I met LMA friends after work at Del Frisco's last week in New York. It appeared that most of Manhattan was in the tight surroundings - we were elbow-to-elbow and four or five rows of people back from the bar. Patience and a booming voice were required.
That isn't the lesson for today's post, though.
We sat down for dinner and I wanted something lighter than traditional steakhouse fare. I asked our server if I could have a wedge salad cut up with a tenderloin steak sliced on top. (I convinced myself that this was indeed "daintier.") Our server paused and said, "Hmmm, I don't know if we can do that. I don't think the chef will do that." So I asked her to visit with him about it.

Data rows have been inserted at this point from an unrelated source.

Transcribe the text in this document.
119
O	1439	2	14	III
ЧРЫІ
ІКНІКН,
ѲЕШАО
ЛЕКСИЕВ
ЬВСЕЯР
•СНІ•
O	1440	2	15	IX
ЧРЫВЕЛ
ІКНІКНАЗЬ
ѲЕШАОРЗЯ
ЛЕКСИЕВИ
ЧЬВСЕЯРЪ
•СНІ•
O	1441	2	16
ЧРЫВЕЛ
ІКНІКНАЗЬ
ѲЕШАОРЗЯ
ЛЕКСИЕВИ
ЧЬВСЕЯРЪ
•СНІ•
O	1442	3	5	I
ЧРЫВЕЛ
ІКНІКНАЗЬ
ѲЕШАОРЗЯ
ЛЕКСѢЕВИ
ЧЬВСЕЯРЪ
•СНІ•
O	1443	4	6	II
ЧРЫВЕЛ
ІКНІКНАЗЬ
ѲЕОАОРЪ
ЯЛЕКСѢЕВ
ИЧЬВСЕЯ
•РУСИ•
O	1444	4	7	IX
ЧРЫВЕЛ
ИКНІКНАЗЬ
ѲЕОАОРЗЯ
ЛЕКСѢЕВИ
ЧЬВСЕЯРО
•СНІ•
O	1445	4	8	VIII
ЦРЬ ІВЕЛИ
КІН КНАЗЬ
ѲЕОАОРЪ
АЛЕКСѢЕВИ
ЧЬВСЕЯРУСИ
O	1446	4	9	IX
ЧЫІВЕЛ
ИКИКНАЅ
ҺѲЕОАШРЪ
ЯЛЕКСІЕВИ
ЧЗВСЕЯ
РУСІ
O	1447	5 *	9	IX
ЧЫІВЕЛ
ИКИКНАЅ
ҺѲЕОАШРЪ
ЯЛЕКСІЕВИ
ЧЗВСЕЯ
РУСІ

She never returned with a report from the kitchen, and when we next saw her, she placed a full wedge on one plate and a steak on another plate in front of me - with no reference to my original request. Here is how I saw this:
- The chef was too busy or too rigid to take two standard menu items and combine them to make a patron happy.
- The server had no power or authority to make me happy while she was taking our orders. I can think of countless restaurants where servers would say, "Of course! My pleasure."
- She forgot to report in about the unsatisfactory conversation in the kitchen, or was embarrassed that she had no power and that he was so unaccommodating. He, in fact, made her look bad and she wasn't happy about that. Our service progressively got worse.
- The food wasn't that great, especially for the price.
- I am now blogging about it.
Law firm leaders: Please embrace a client service culture to such a degree that each partner is empowered and accountable to keep clients happy. Please instill a culture of flexibility, and nimble thought and action on the spot. This proves that management respects and trusts both its lawyers and its clients. Please encourage your various departments who serve clients --especially finance and billing, IT and all the secretaries and assistants -- to understand that their job is to serve clients, to help clients feel welcome and special (internal and external clients).
And if clients ask you to change how you do something (think: salad + steak = a steak salad), do what you can to adjust to their requirements and desires. The pay-off will be immediate satisfaction and ultimately, greater loyalty.